Yann Kermorgant memiliki kesempatan untuk mendapatkan penebusan pribadi pada final playoff hari Senin, tujuh tahun setelah absen dalam penalti yang krusial dengan cara yang memalukan.

Pemain berusia 35 tahun itu terkenal karena semua alasan yang salah di antara pendukung Leicester setelah kehilangan yang memalukan dalam kekalahan leg kedua semifinal play-off oleh Cardiff pada 2010, memasukkan bola ke tangan David Marshall dalam tembak-menembak dengan seorang Panenka bergaya penalti.

Dia tidak bermain untuk Leicester lagi setelah ketinggalan, tapi mencoba chip nakal lagi untuk Reading on Boxing Day dalam kemenangan 3-1 mereka atas Norwich, memukul bar sebelum Gareth McCleary mencetak gol saat rebound.

Petenis Prancis itu, yang penalti untuk Reading di babak semifinal melawan Fulham dua pekan lalu mengirim Royals ke Wembley karena pertengkaran mereka melawan Huddersfield, mengatakan bahwa dia masih teringat akan Panenka yang tidak terjawab.

Berbicara kepada agen judi bola resmi, Kermorgant mengatakan ketika ditanya apakah dia masih memikirkan nona tersebut: “Ya, saya pikir saya akan selalu memikirkannya. Ketika saya mendapat penalti, saya akan selalu melakukan yang terbaik untuk mencetak gol. Saya tahu semua orang masih membicarakannya. pulpen.

“Dalam program tersebut, saat kami bermain jauh, mereka mengingatkan bahwa saya adalah orang yang merindukan pena di babak play-off semifinal. Tapi saya bukan satu-satunya.
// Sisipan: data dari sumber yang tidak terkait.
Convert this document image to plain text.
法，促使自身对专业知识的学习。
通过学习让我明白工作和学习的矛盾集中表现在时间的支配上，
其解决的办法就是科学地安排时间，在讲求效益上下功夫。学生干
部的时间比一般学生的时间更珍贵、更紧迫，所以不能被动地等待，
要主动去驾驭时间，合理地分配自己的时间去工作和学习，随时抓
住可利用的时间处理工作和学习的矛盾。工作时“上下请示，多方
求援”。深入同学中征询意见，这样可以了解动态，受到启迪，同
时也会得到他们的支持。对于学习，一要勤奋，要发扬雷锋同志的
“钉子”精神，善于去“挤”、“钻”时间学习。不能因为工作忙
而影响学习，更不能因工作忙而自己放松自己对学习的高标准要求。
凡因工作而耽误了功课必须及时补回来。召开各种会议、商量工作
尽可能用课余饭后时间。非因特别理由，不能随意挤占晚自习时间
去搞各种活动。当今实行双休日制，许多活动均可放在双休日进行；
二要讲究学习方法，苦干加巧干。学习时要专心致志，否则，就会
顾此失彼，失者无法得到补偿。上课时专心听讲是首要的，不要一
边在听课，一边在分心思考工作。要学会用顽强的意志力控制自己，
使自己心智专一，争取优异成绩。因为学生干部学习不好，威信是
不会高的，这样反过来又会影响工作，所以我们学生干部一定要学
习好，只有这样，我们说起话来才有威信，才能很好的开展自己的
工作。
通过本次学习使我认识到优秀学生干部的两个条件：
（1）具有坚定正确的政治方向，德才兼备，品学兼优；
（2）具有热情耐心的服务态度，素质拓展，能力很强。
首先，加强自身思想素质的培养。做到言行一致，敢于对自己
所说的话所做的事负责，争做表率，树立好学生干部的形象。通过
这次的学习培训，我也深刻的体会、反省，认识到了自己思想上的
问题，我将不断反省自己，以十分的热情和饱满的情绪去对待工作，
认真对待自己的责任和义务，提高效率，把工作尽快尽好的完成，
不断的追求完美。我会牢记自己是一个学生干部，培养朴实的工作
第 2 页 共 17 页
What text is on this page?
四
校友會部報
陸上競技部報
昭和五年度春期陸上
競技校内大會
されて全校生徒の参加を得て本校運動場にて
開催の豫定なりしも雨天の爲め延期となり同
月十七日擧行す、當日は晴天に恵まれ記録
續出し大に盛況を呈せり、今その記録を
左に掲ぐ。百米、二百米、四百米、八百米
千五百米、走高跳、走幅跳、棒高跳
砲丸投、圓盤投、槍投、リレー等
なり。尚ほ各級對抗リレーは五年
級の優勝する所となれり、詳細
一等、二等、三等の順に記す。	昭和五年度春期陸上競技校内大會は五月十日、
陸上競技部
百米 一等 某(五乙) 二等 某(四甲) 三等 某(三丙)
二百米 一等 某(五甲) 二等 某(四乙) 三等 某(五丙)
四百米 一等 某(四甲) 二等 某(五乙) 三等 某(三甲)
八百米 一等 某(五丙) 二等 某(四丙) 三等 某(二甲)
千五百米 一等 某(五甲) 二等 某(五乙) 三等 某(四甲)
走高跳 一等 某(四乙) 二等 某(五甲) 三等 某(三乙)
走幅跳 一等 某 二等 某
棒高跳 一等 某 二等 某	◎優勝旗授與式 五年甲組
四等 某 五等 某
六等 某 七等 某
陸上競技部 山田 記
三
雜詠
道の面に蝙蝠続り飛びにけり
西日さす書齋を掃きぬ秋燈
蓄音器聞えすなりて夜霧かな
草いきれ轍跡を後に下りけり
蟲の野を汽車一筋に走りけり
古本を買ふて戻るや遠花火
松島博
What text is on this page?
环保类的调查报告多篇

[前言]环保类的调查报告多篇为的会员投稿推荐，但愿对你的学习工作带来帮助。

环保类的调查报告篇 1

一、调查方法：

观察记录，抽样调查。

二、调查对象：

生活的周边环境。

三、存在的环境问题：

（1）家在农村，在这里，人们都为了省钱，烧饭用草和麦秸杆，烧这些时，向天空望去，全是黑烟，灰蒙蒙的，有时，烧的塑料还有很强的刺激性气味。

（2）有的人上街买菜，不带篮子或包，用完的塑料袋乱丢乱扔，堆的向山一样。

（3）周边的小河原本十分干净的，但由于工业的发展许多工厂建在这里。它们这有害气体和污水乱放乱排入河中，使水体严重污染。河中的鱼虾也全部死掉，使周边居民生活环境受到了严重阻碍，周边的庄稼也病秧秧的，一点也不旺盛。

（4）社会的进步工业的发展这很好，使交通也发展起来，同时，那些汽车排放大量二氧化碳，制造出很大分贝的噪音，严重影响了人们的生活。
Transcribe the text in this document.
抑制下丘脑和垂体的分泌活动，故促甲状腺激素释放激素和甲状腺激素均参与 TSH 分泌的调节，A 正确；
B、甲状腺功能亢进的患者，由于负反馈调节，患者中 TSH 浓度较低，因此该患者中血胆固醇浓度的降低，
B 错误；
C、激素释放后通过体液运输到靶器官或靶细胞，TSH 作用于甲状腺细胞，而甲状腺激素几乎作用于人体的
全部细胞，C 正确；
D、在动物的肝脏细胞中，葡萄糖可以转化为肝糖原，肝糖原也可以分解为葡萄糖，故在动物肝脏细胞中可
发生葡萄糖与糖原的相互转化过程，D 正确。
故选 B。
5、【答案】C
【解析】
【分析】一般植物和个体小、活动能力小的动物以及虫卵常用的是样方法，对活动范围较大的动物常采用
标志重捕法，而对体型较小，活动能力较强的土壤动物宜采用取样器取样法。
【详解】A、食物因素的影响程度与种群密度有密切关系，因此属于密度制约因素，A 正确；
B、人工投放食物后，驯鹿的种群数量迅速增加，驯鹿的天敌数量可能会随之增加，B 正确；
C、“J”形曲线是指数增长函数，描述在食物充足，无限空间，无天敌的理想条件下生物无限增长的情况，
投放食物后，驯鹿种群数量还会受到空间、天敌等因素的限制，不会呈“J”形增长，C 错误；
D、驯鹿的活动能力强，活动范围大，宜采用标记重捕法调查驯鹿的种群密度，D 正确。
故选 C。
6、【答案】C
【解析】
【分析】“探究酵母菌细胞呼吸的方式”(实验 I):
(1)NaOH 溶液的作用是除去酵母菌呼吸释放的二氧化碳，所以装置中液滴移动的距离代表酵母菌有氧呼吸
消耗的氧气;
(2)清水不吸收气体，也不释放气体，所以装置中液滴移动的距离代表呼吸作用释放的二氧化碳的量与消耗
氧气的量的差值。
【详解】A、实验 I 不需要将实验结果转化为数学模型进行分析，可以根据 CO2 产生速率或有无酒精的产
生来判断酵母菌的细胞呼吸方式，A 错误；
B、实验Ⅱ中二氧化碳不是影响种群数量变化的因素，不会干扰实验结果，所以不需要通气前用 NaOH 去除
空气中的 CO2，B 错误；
“Saya sudah berubah tentu saja karena saya cukup tua, jadi saya memiliki lebih banyak pengalaman dan saya mengenal diri saya sedikit lebih baik. Saya juga memiliki kepercayaan diri, itu adalah musim pertama saya di Inggris, di negara baru dan kejuaraan baru. , Dan tentu saja saya tidak memiliki kepercayaan diri yang saya miliki sekarang, jadi sekarang lebih mudah untuk mengatasi tekanan. ”

Ditanya bagaimana dia akan mendekati hukuman di final play-off, tinggal di Sky Sports pada hari Senin, Kermorgant mengatakan bahwa dia hanya membuat pikirannya tepat sebelum tendangan penalti.

“Saya tidak pernah merencanakan hal seperti itu, ketika Anda melakukannya, itu adalah naluri. Anda pikir jika itu cara terbaik untuk mencetak gol pada saat itu, dan itulah yang terjadi ketika saya mencoba mengenainya dengan Leicester.

“Tapi seperti yang saya katakan, hukumannya tidak mudah, ada banyak tekanan, dan kami tidak terlalu peduli bagaimana Anda mengambil pena, selama Anda mencetak gol.

“Saya memutuskan untuk menembak seperti itu Saya tidak pernah memutuskan untuk menembak dengan cara tertentu sebelumnya, saya hanya menunggu untuk mengambil penalti dan akan mengambil keputusan sebelum melakukannya.”

Sumber: agen judi bola dunia

Be the first to comment

Leave a Reply

Your email address will not be published.